The client with RA has nontender, movable nodules in the subcutaneous tissue over the elbows and shoulders. Which statement is the scientific rationale for the nodules?
- A. The nodules indicate a rapidly progressive destruction of the affected tissue.
- B. The nodules are small amounts of synovial fluid that have become crystallized.
- C. The nodules are lymph nodes which have proliferated to try to fight the disease.
- D. The nodules present a favorable prognosis and mean the client is better.
Correct Answer: B
Rationale: RA nodules are granulomas, sometimes containing synovial fluid, due to chronic inflammation. They do not indicate rapid destruction, lymph node proliferation, or better prognosis.

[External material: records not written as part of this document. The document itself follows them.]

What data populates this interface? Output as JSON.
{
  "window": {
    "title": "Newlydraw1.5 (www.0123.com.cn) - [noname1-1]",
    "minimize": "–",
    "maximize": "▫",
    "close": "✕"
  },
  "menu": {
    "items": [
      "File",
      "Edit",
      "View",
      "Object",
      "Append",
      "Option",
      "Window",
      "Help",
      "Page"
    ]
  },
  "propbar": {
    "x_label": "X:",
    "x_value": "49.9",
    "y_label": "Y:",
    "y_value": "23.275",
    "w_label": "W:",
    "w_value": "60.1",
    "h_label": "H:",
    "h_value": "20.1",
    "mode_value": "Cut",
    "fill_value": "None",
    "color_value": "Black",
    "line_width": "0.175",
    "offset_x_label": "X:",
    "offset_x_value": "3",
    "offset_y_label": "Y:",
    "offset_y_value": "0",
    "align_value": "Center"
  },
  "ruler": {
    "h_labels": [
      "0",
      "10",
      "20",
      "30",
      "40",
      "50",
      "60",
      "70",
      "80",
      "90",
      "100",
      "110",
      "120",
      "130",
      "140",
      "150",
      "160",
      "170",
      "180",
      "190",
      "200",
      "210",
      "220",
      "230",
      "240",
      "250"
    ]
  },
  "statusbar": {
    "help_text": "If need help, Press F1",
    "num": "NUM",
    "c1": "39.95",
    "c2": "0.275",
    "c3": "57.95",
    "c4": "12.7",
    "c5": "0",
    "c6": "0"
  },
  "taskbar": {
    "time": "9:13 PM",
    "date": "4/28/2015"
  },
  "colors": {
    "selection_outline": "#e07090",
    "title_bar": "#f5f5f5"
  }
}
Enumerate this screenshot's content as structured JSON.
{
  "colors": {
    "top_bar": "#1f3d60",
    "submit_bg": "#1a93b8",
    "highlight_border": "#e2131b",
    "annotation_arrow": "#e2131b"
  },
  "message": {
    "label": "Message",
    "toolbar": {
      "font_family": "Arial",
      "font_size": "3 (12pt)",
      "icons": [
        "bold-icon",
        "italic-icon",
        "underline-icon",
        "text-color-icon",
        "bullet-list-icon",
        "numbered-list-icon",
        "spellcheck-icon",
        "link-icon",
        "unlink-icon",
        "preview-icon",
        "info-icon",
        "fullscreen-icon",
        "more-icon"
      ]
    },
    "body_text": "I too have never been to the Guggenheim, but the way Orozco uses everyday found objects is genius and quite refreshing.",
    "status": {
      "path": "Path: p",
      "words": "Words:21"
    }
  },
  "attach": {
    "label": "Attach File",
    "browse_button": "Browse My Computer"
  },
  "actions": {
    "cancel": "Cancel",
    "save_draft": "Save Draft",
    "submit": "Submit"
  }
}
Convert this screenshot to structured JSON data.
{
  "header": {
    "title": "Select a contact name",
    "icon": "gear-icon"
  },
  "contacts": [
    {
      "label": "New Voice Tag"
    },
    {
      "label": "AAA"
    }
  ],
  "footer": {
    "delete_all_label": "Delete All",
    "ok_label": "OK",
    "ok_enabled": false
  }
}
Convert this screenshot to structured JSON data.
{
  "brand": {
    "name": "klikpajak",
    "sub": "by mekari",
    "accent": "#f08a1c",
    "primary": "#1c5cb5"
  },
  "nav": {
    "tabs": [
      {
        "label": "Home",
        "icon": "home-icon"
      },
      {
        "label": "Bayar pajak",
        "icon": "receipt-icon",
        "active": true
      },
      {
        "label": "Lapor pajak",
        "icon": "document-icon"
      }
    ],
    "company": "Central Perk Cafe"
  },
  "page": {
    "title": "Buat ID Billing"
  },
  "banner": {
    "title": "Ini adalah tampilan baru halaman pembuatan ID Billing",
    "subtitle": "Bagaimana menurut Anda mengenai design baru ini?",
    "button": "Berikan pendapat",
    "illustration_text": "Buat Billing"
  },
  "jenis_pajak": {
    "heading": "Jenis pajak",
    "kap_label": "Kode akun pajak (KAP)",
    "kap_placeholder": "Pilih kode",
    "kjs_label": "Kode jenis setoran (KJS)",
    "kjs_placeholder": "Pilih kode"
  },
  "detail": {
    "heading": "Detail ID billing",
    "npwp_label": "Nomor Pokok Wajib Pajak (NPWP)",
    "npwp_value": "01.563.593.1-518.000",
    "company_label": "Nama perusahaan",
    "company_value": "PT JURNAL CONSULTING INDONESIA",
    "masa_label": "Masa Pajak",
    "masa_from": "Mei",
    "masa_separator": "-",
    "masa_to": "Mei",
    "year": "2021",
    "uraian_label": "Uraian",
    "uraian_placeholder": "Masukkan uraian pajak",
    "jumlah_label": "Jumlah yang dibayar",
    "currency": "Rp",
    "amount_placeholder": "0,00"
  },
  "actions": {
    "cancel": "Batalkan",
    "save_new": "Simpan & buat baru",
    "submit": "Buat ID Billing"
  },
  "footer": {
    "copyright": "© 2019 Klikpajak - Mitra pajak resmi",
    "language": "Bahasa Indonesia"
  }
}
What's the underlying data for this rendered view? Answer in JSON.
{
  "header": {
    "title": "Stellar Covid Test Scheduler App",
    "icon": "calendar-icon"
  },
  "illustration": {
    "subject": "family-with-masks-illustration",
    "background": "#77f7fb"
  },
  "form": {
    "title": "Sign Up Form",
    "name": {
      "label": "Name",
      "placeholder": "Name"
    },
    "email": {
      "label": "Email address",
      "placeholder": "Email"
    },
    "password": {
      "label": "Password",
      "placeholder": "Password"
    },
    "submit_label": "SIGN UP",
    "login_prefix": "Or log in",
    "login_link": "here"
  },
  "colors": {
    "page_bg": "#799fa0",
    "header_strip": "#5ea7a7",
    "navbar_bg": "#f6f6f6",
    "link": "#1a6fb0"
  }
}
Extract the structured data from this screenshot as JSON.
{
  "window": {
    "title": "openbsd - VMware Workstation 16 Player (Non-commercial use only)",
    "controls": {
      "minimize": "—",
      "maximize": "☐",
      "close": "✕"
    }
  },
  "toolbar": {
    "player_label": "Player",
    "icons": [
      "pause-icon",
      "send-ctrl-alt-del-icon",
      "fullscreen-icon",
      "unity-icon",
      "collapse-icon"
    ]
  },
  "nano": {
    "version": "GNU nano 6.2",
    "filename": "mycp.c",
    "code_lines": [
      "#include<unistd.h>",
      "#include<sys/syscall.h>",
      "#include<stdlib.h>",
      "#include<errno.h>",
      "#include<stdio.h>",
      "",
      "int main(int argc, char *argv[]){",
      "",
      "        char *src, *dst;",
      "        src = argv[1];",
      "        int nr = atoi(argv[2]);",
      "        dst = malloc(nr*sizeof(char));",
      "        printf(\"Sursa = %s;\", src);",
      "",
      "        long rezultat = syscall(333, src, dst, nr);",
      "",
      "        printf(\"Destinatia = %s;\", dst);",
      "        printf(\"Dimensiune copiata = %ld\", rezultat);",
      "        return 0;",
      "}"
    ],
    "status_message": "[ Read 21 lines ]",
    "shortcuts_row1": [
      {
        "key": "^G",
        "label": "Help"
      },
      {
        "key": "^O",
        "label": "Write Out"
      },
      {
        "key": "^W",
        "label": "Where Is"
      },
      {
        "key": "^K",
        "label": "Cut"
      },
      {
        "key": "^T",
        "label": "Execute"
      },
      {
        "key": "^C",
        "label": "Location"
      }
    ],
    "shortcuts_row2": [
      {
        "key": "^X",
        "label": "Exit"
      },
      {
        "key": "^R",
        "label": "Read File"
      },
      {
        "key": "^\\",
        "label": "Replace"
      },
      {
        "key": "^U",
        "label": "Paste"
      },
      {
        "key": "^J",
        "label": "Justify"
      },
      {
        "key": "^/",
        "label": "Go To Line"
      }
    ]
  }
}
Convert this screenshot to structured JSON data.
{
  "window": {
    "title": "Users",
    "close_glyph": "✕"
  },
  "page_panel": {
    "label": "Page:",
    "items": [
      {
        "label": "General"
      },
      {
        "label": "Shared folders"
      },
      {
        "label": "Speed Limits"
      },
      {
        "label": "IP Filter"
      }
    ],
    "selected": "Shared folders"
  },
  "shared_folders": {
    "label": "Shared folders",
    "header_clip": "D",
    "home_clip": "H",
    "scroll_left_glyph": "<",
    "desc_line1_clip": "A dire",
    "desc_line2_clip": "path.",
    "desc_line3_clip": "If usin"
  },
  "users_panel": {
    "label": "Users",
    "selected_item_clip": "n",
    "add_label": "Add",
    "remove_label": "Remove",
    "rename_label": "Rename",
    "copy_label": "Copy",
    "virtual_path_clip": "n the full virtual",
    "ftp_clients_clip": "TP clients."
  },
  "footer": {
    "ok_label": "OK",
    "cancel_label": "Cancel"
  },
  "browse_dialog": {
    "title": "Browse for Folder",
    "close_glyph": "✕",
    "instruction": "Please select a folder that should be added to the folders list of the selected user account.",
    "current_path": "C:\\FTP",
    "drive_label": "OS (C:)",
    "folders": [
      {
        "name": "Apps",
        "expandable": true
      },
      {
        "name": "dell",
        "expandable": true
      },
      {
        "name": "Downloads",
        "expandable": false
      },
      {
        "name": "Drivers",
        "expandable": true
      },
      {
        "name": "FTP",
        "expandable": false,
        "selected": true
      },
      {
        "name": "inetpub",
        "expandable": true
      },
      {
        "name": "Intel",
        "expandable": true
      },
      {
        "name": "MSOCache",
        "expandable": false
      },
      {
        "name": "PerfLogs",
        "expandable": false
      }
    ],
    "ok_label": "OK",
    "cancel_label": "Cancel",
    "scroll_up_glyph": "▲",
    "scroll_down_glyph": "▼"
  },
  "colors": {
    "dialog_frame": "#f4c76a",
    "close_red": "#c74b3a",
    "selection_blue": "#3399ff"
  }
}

Which signs/symptoms make the nurse suspect the most common opportunistic infection in the female client diagnosed with acquired immunodeficiency syndrome (AIDS)?
- A. Fever, cough, and shortness of breath.
- B. Oral thrush, esophagitis, and vaginal candidiasis.
- C. Abdominal pain, diarrhea, and weight loss.
- D. Painless violet lesions on the face and tip of nose.
Correct Answer: A
Rationale: Fever, cough, and shortness of breath indicate Pneumocystis pneumonia, the most common AIDS opportunistic infection. Candidiasis, GI symptoms, and Kaposi’s sarcoma are less frequent.